Some Personal Reflections

  1. Societal Perceptions
    Cancer, especially when it’s metastatic, often carries a social stigma. The magnitude of facing potential terminal news can be overwhelming, and it’s something our society doesn’t always handle well. In many Western cultures, we’re conditioned to view death as a taboo subject, something to push to the far reaches of our minds. I’ve come to admire how certain Eastern cultures can hold both birth and death in the same respectful, even celebratory space. It’s a reminder that acknowledging our mortality can deepen our appreciation for every moment.
  2. The Role of the Multidisciplinary Team
    One of the biggest revelations was realising the significance of mental health support, not just for me, but for my family. As a person with cancer, I was often wrapped up in the practical details of survival – doctor visits, treatment schedules, side effects. Meanwhile, my loved ones had to carry the emotional and psychological weight of seeing me suffer. A well-rounded medical team – oncologists, radiologists, mental health professionals, and family counsellors – can make all the difference. People sometimes forget that a diagnosis of cancer is never just about one person.
  3. Doctors and Oncologists
    I’ve noticed that many in the medical field come from families where medicine is a tradition with multiple generations of doctors. But the typical person with a cancer diagnosis doesn’t have that built-in familiarity with medical jargon or hospital corridors. On top of that, my oncologist had previously worked on Chicago’s South Side, an underprivileged area where people who looked like me often didn’t have the resources for regular check-ups, let alone advanced treatments. I think those experiences shaped his empathy and understanding that a cancer journey isn’t just clinical – it’s social, financial, emotional.

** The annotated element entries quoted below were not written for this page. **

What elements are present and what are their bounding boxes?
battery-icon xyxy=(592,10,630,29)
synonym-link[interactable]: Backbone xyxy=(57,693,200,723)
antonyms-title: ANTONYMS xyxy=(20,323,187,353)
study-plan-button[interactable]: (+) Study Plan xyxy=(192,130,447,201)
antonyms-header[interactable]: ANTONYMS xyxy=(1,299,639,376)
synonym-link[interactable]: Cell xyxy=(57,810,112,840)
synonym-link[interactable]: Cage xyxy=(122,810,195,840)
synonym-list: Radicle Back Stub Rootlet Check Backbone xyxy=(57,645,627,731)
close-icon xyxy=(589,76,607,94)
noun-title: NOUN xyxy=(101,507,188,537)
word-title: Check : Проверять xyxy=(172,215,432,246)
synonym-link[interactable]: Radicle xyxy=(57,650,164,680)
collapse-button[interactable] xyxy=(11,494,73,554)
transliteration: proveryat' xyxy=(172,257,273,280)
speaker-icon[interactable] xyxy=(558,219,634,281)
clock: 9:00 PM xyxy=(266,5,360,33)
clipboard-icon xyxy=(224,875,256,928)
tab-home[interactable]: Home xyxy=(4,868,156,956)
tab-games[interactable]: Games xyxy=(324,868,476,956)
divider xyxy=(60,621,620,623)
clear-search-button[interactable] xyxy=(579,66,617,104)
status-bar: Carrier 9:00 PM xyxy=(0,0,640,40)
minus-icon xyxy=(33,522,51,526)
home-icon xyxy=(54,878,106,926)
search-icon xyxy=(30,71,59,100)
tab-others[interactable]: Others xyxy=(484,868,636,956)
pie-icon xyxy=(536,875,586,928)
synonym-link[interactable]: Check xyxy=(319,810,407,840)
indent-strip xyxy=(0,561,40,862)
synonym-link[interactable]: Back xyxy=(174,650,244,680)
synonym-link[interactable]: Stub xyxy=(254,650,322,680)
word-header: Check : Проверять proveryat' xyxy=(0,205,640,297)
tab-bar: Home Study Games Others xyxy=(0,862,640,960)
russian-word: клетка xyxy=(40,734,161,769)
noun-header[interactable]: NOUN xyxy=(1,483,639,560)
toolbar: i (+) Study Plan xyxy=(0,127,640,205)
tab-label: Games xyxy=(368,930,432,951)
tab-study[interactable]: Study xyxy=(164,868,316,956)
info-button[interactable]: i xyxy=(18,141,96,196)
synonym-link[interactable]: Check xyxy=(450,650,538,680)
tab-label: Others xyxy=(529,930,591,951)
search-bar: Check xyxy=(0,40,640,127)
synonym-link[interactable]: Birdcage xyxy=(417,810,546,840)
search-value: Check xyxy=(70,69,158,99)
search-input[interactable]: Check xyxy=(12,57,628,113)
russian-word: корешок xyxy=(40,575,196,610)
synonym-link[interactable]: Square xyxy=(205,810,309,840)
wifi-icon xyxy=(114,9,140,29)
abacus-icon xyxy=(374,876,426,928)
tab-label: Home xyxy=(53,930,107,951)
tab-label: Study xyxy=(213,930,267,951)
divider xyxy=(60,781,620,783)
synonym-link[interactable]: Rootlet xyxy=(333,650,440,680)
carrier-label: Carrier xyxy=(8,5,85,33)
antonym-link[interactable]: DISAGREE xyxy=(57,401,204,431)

I’m a big believer that doctors should spend time in diverse communities. By engaging with individuals from different socioeconomic and cultural backgrounds, they see patients as complete human beings, not just diagnoses. We, the people with the diagnosis, already understand the gravity of our illnesses. What we need more than anything is for the professional on the other side of the table to reassure us, to lighten our emotional load in those critical, vulnerable moments.

Moving Forward

I’m grateful to still be standing here today, telling my story. And that’s because of research – without it, the advancements I have been able to avail of, would not be possible. It may not be the story I ever imagined, but it’s mine, and I’m making the most of it. Cancer was once a word I feared above all else, yet it’s taught me lessons about love, resilience, and the fragility of life that I wouldn’t trade for anything. In the end, I find purpose by offering a guiding hand to those who come after me, because I remember so clearly what it felt like to hear the word ‘cancer’ for the first time.

I hope my story can be a light for anyone else newly diagnosed or living with cancer – one that says, ‘Yes, this is scary and unpredictable, but there is life, vibrancy, and joy on the other side of a diagnosis.’

I will continue to live, to advocate, and to cherish every breath. After all, none of us knows how many tomorrows we have left.

We can only make sure that today counts.